Additional input parameters:

'tau_ex_cn',texc CN excitation time constant (in s), see Eq. 2 in Nelson et al. (2004)
'tau_inh_cn',tic CN inhibition time constant (in s)
'cn_delay',D CN disynaptic inhibition delay (in s)
'Sinh_cn',Sc CN excitatory strength
'afamp_cn',ac CN alpha function area --> changes RATE of output cell
'tau_ex_ic',texc IC excitation time constant (in s), see Eq. 2 in Nelson et al. (2004)
'tau_inh_ic',tic IC inhibition time constant (in s)
'ic_delay_inh',D IC inhibition delay (in s)
'afamp_ic',ai IC alpha function area --> changes RATE of output IC BE cell
'Sinh_ic',Si IC inhibitory strength
'inh_str_bs',isb IC inhibitory strength, BS cell, see Carney et al. (2015)
'tau_inh_bs',tib IC inhibition, from BE to BS cell
'ic_delay_bs',idb IC local delay from BE to BS cell (in s)
'Aex',ae rate Scalar for BS cell

References:

L. Carney, T. Li, and J. McDonough.
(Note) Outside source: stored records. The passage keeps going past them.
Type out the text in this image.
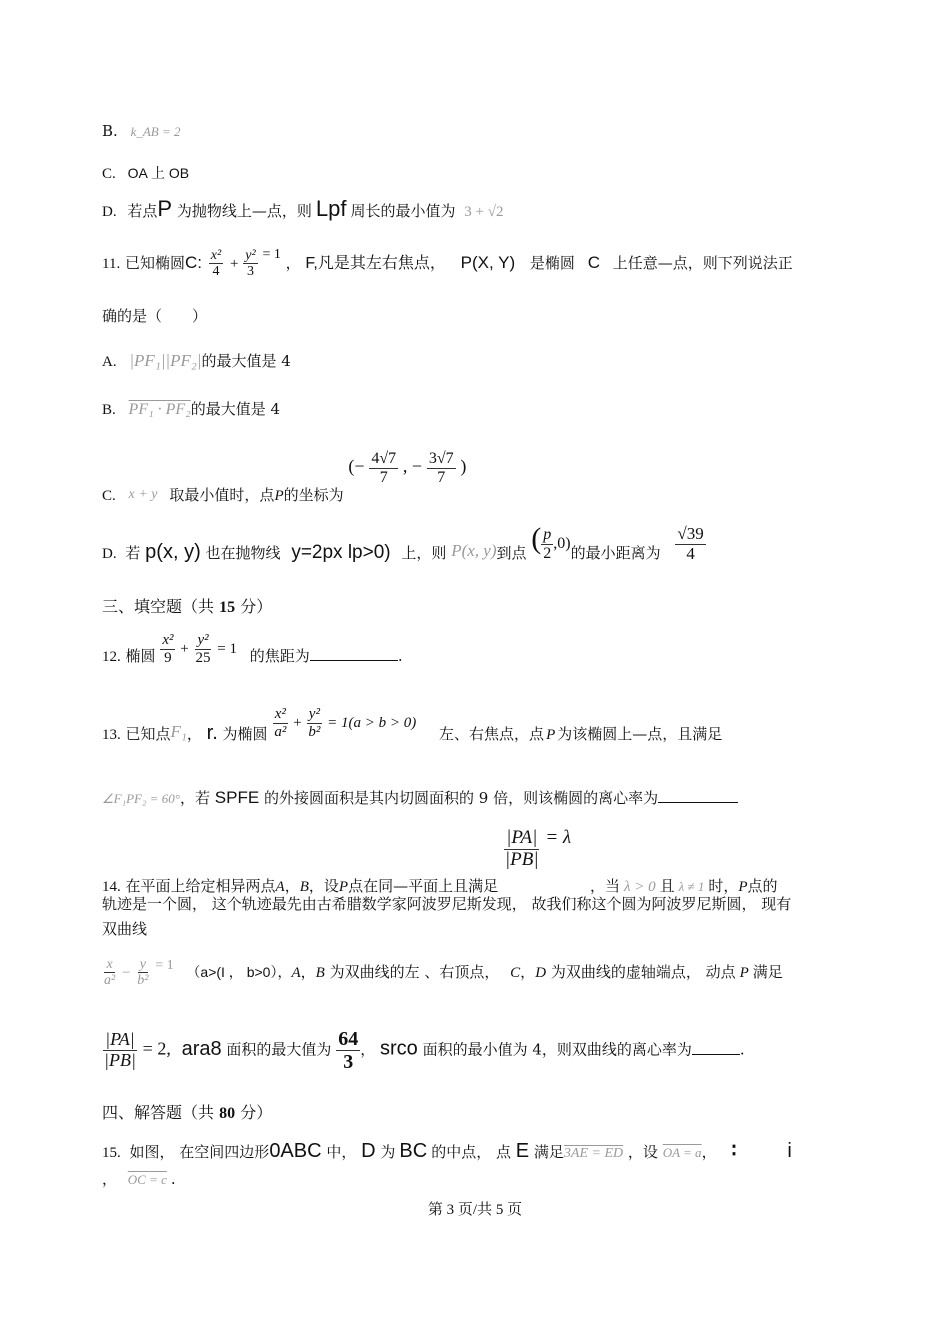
B. k_AB = 2
C. OA 上 OB
D. 若点P 为抛物线上—点，则 Lpf 周长的最小值为 3 + √2
11. 已知椭圆C: $\frac{\text{x²}}{4} + \frac{\text{y²}}{3} = 1$ ， F,凡是其左右焦点， P(X, Y) 是椭圆 C 上任意—点，则下列说法正
确的是（　　）
A. |PF₁||PF₂|的最大值是 4
B. PF₁ · PF₂的最大值是 4
C. x + y 取最小值时，点P的坐标为 (− $\frac{4√7}{7}$ , − $\frac{3√7}{7}$ )
D. 若 p(x, y) 也在抛物线 y=2px lp>0) 上，则 P(x, y)到点 ( $\frac{p}{2} ,0$)的最小距离为 $\frac{√39}{4}$
三、填空题（共 15 分）
12. 椭圆 $\frac{\text{x²}}{9} + \frac{\text{y²}}{25} = 1$ 的焦距为	.
13. 已知点F₁， r. 为椭圆 $\frac{\text{x²}}{\text{a²}} + \frac{\text{y²}}{\text{b²}} = 1(a > b > 0)$ 左、右焦点，点 P 为该椭圆上—点，且满足
∠F₁PF₂ = 60°，若 SPFE 的外接圆面积是其内切圆面积的 9 倍，则该椭圆的离心率为
14. 在平面上给定相异两点A，B，设P点在同—平面上且满足
$\frac{|PA|}{|PB|} = \lambda$ ，当 λ > 0 且 λ ≠ 1 时，P点的
轨迹是一个圆， 这个轨迹最先由古希腊数学家阿波罗尼斯发现， 故我们称这个圆为阿波罗尼斯圆， 现有
双曲线
$\frac{x}{\text{a²}} - \frac{y}{\text{b²}} = 1$ （a>(I ， b>0），A，B 为双曲线的左 、右顶点， C，D 为双曲线的虚轴端点， 动点 P 满足
$\frac{|PA|}{|PB|} = 2$, ara8 面积的最大值为 $\frac{64}{3}$ ， srco 面积的最小值为 4，则双曲线的离心率为	.
四、解答题（共 80 分）
15. 如图， 在空间四边形0ABC 中， D 为 BC 的中点， 点 E 满足3AE = ED ，设 OA = a， ∶	i
， OC = c .
第 3 页/共 5 页
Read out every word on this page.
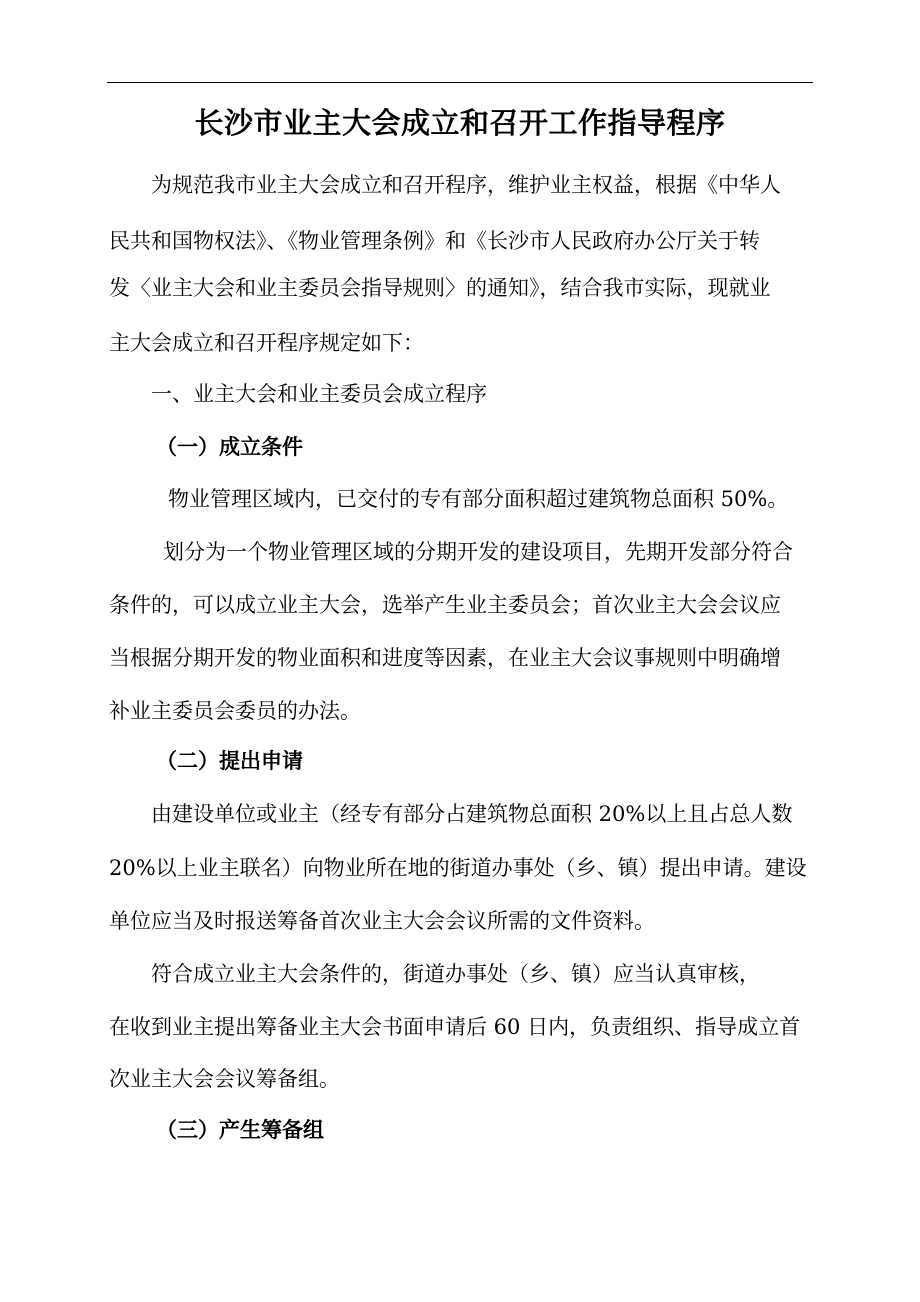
长沙市业主大会成立和召开工作指导程序

为规范我市业主大会成立和召开程序，维护业主权益，根据《中华人

民共和国物权法》、《物业管理条例》和《长沙市人民政府办公厅关于转

发〈业主大会和业主委员会指导规则〉的通知》，结合我市实际，现就业

主大会成立和召开程序规定如下：

一、业主大会和业主委员会成立程序

（一）成立条件

物业管理区域内，已交付的专有部分面积超过建筑物总面积 50%。

划分为一个物业管理区域的分期开发的建设项目，先期开发部分符合

条件的，可以成立业主大会，选举产生业主委员会；首次业主大会会议应

当根据分期开发的物业面积和进度等因素，在业主大会议事规则中明确增

补业主委员会委员的办法。

（二）提出申请

由建设单位或业主（经专有部分占建筑物总面积 20%以上且占总人数

20%以上业主联名）向物业所在地的街道办事处（乡、镇）提出申请。建设

单位应当及时报送筹备首次业主大会会议所需的文件资料。

符合成立业主大会条件的，街道办事处（乡、镇）应当认真审核，

在收到业主提出筹备业主大会书面申请后 60 日内，负责组织、指导成立首

次业主大会会议筹备组。

（三）产生筹备组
Speech coding in the brain: Representation of vowel formants by midbrain neurons tuned to sound fluctuations. eNeuro, 20(2), 2015.

P. C. Nelson and L. Carney. A phenomenological model of peripheral and central neural responses to amplitude-modulated tones. J. Acoust. Soc. Am., 116(4), 2004.